Diminua a complexidade da sua TI

O Windows se encontra tão disseminado na cultura das empresas, que imaginar um cenário que não contemple seu uso é quase impensável. Porém a computação está se orientando para uma uma solução baseada em plataforma web. Nesta nova abordagem, o endpoint não exerce mais um papel tão importante como antes.

Portanto, será que não é a hora de procurarmos caminhos alternativos para resolver problemas que incomodam a TI de hoje?



A computação contemporânea é muito complexa e exige que apliquemos diversas ferramentas de controle e de proteção tanto do lado dos servidores quanto do lado das estações de trabalho dos usuários.

Hoje em dia, um desktop dispõe de vários serviços para o gerenciamento das mais diversas funções. São softwares de proteção contra malwares, IPS, agentes de backup e CMDBs dentre outros. Esta complexidade causa enormes dificuldades de gerenciamento e aumento de custos operacionais. Manter um parque grande de computadores neste cenário não é uma tarefa trivial, mesmo com os avanços das ferramentas modernas de gerenciamento.

Uma forma de minimizar este problema é procurar soluções que eliminem grande parte desta complexidade e para essa missão os Chromebooks são candidatos perfeitos. Porém, há uma pergunta que precisa ser respondida:

Como faço para rodar sistemas que não são compatíveis com estes computadores?

A resposta: VDI.

A Solução de VDI (Virtual desktop infrastructure) utiliza clientes magros para acessar uma imagem virtual de um desktop hospedado em um pool de servidores localizados no seu data center.
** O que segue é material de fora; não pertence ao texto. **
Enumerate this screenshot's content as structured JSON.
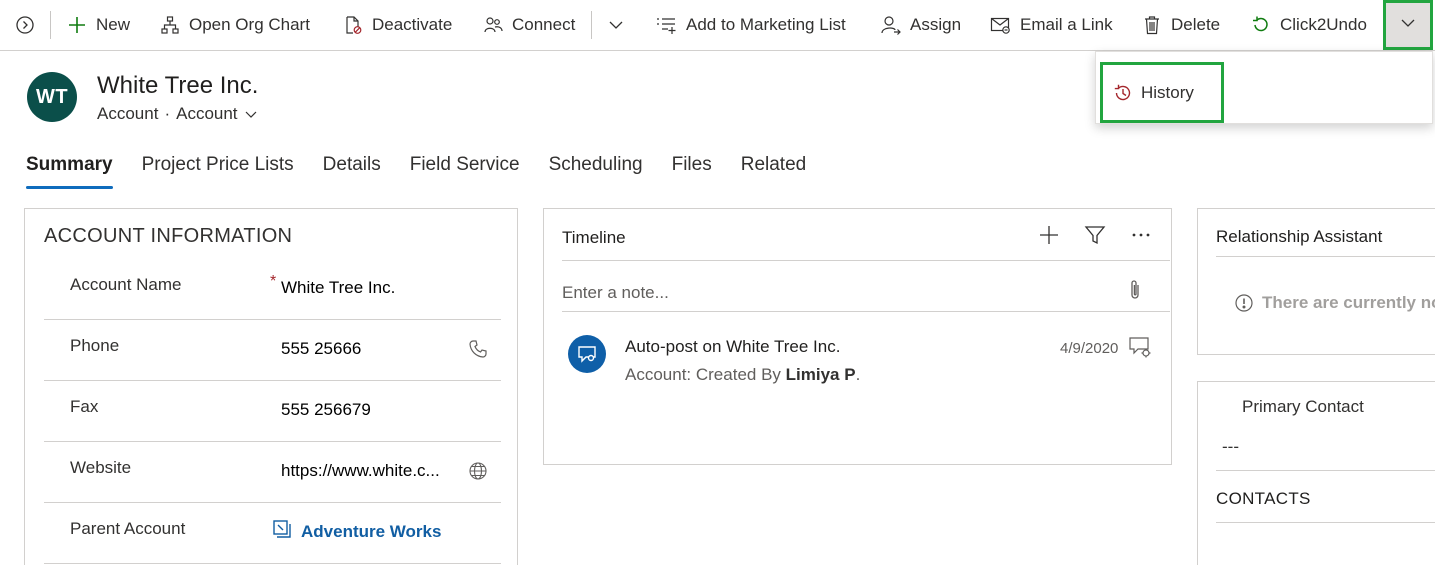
{
  "command_bar": {
    "items": [
      {
        "label": "New",
        "icon": "plus-icon"
      },
      {
        "label": "Open Org Chart",
        "icon": "org-chart-icon"
      },
      {
        "label": "Deactivate",
        "icon": "deactivate-icon"
      },
      {
        "label": "Connect",
        "icon": "connect-icon"
      },
      {
        "label": "Add to Marketing List",
        "icon": "add-list-icon"
      },
      {
        "label": "Assign",
        "icon": "assign-icon"
      },
      {
        "label": "Email a Link",
        "icon": "email-icon"
      },
      {
        "label": "Delete",
        "icon": "trash-icon"
      },
      {
        "label": "Click2Undo",
        "icon": "undo-icon"
      }
    ],
    "accent_color": "#22a53f"
  },
  "overflow_menu": {
    "items": [
      {
        "label": "History",
        "icon": "history-icon"
      }
    ]
  },
  "header": {
    "avatar_initials": "WT",
    "avatar_color": "#0b4f4a",
    "title": "White Tree Inc.",
    "entity": "Account",
    "form": "Account"
  },
  "tabs": [
    {
      "label": "Summary",
      "active": true
    },
    {
      "label": "Project Price Lists",
      "active": false
    },
    {
      "label": "Details",
      "active": false
    },
    {
      "label": "Field Service",
      "active": false
    },
    {
      "label": "Scheduling",
      "active": false
    },
    {
      "label": "Files",
      "active": false
    },
    {
      "label": "Related",
      "active": false
    }
  ],
  "account_info": {
    "title": "ACCOUNT INFORMATION",
    "fields": [
      {
        "label": "Account Name",
        "value": "White Tree Inc.",
        "required": "*"
      },
      {
        "label": "Phone",
        "value": "555 25666",
        "icon": "phone-icon"
      },
      {
        "label": "Fax",
        "value": "555 256679"
      },
      {
        "label": "Website",
        "value": "https://www.white.c...",
        "icon": "globe-icon"
      },
      {
        "label": "Parent Account",
        "value": "Adventure Works",
        "icon": "lookup-record-icon"
      }
    ]
  },
  "timeline": {
    "title": "Timeline",
    "note_placeholder": "Enter a note...",
    "post": {
      "title": "Auto-post on White Tree Inc.",
      "subtitle_prefix": "Account: Created By ",
      "author": "Limiya P",
      "suffix": ".",
      "date": "4/9/2020"
    }
  },
  "relationship_assistant": {
    "title": "Relationship Assistant",
    "empty_text": "There are currently no"
  },
  "primary_contact": {
    "label": "Primary Contact",
    "value": "---",
    "contacts_title": "CONTACTS"
  }
}
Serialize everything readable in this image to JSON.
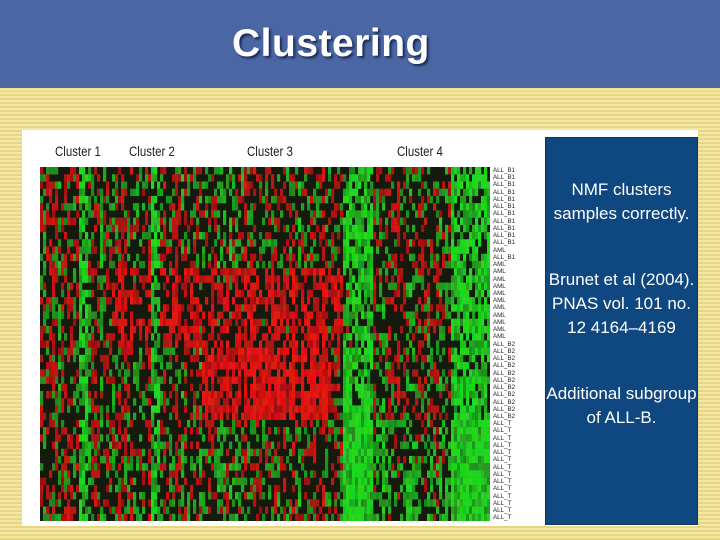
{
  "slide": {
    "title": "Clustering",
    "notes": [
      "NMF clusters samples correctly.",
      "Brunet et al (2004). PNAS vol. 101 no. 12 4164–4169",
      "Additional subgroup of ALL-B."
    ]
  },
  "figure": {
    "cluster_labels": [
      "Cluster 1",
      "Cluster 2",
      "Cluster 3",
      "Cluster 4"
    ],
    "row_labels": [
      "ALL_B1",
      "ALL_B1",
      "ALL_B1",
      "ALL_B1",
      "ALL_B1",
      "ALL_B1",
      "ALL_B1",
      "ALL_B1",
      "ALL_B1",
      "ALL_B1",
      "ALL_B1",
      "AML",
      "ALL_B1",
      "AML",
      "AML",
      "AML",
      "AML",
      "AML",
      "AML",
      "AML",
      "AML",
      "AML",
      "AML",
      "AML",
      "ALL_B2",
      "ALL_B2",
      "ALL_B2",
      "ALL_B2",
      "ALL_B2",
      "ALL_B2",
      "ALL_B2",
      "ALL_B2",
      "ALL_B2",
      "ALL_B2",
      "ALL_B2",
      "ALL_T",
      "ALL_T",
      "ALL_T",
      "ALL_T",
      "ALL_T",
      "ALL_T",
      "ALL_T",
      "ALL_T",
      "ALL_T",
      "ALL_T",
      "ALL_T",
      "ALL_T",
      "ALL_T",
      "ALL_T"
    ],
    "colors": {
      "red": "#c41616",
      "green": "#1fb81f",
      "dark": "#141a0e"
    }
  }
}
Desta forma a inteligência é retirada da sua estação de trabalho que funciona como um terminal burro e colocada nos potentes servidores centrais.

Como o processamento de dados é realizado remotamente, estes clientes podem ter baixo poder de processamento e por não armazenarem informações localmente podem ser facilmente substituídos em caso de mau funcionamento. Basta trocar o equipamento e ligá-lo que o usuário estará pronto para voltar ao trabalho em poucos minutos.

Características desta solução

Este modelo de computação tem a característica de simplificar as pontas e colocar toda a inteligência no núcleo da sua rede, para este projeto ser bem-sucedido é necessário que este seja muito bem elaborado, implementado e que seja constantemente monitorado. Isso tudo exige um grande esforço, mas este esforço é muito menor que a do modelo tradicional.

Uma das grandes críticas deste método é que esta solução é totalmente dependente da rede corporativo da sua empresa e qualquer falha desta acarreta interrupção de acesso ao desktop virtual e perda de produtividade.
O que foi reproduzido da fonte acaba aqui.